We reported last month that the UK Met Office has purchased a £1.2bn Microsoft supercomputer from Microsoft. The supercomputer will be twice as powerful as any other in the country and rank in the top 25 in the world.
Now more detail has emerged regarding this device, courtesy of publication High-Performance Computing Wire.
The cluster is expected to be the most powerful weather and climate-focused supercomputer in the world when it launches in 2022.
The Met Office will initially receive four Microsoft Azure-integrated HPE Cray EX supercomputers with AMD Epyc Milan CPUs, coupled with an active data archive system capable of supporting nearly four exabytes of data that will deliver over 60 peak petaflops across the four quadrants, offering a sixfold increase in the service’s computing power.
Then 5-8 years later, the system will be upgraded with fourth-generation AMD Genoa CPUs, tripling its power to a total 18-times improvement over its current capacity.

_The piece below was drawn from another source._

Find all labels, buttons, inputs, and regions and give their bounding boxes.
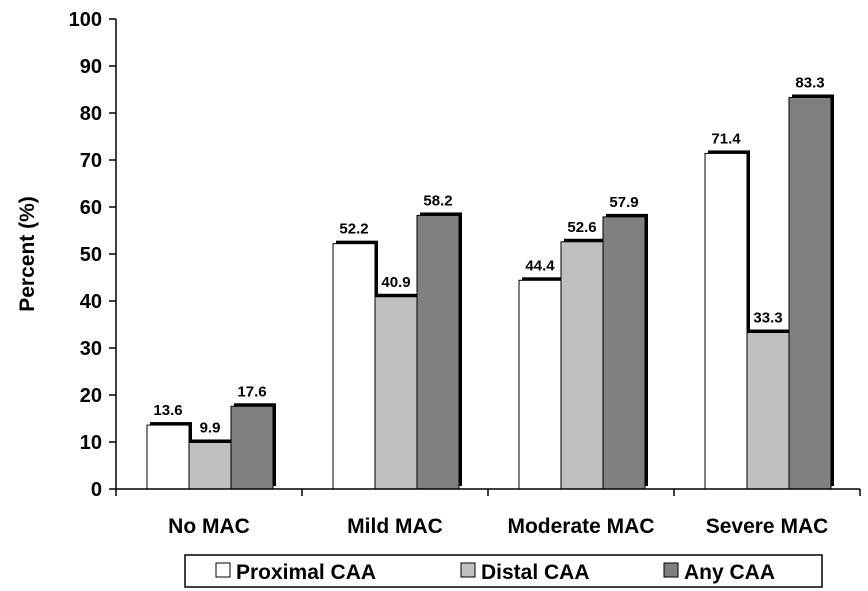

“We realized we had to do something slightly different with our next procurement,” explained Richard Lawrence, an IT fellow for supercomputing at the Met Office. “It takes us on average about two years to procure any new supercomputer and then another year to bring into operation. So that’s a lot of time for a lot of people that we do with each procurement, and that’s really expensive and we don’t see particularly good value for us. So we wanted to see if we could change our approach to allow us to spend less time buying supercomputers and more time in utilizing them.”
Unlike before, the Met Office will not be managing the supercomputer themselves, but rather offload the work to Microsoft as a HPC-as-a-service installations.
“[Microsoft will] be providing us a supercomputer, all of the power for the supercomputer, the hosting for the supercomputer, and everything that’s supporting us in making use of that supercomputer as well,” Lawrence said. For the second generation, he elaborated, “we’ve built into the procurement a mechanism to allow us to analyze what’s available within the market and make sure that the refresh we get halfway through allows us to meet our performance goals and is proving to be good value for the money.”
The four systems cluster will also be hosted offsite for the first time, two each at two separate Microsoft datacenters in the southern UK, adding further resilience.
“The reason why we’re [splitting] into four is to give us a bit more flexibility when we are wanting to patch supercomputers and have more flexibility when one of them develops a fault and we need to switch operations to run in a different … supercomputer,” Lawrence explained.
“That’s a large investment – certainly the largest the Met Office has ever dealt with,” Lawrence said. “And the reason why we were successful in going out to the government and getting them to invest this amount is because we spent a large amount of time articulating the benefits, not just to the Met Office but to the wider UK.”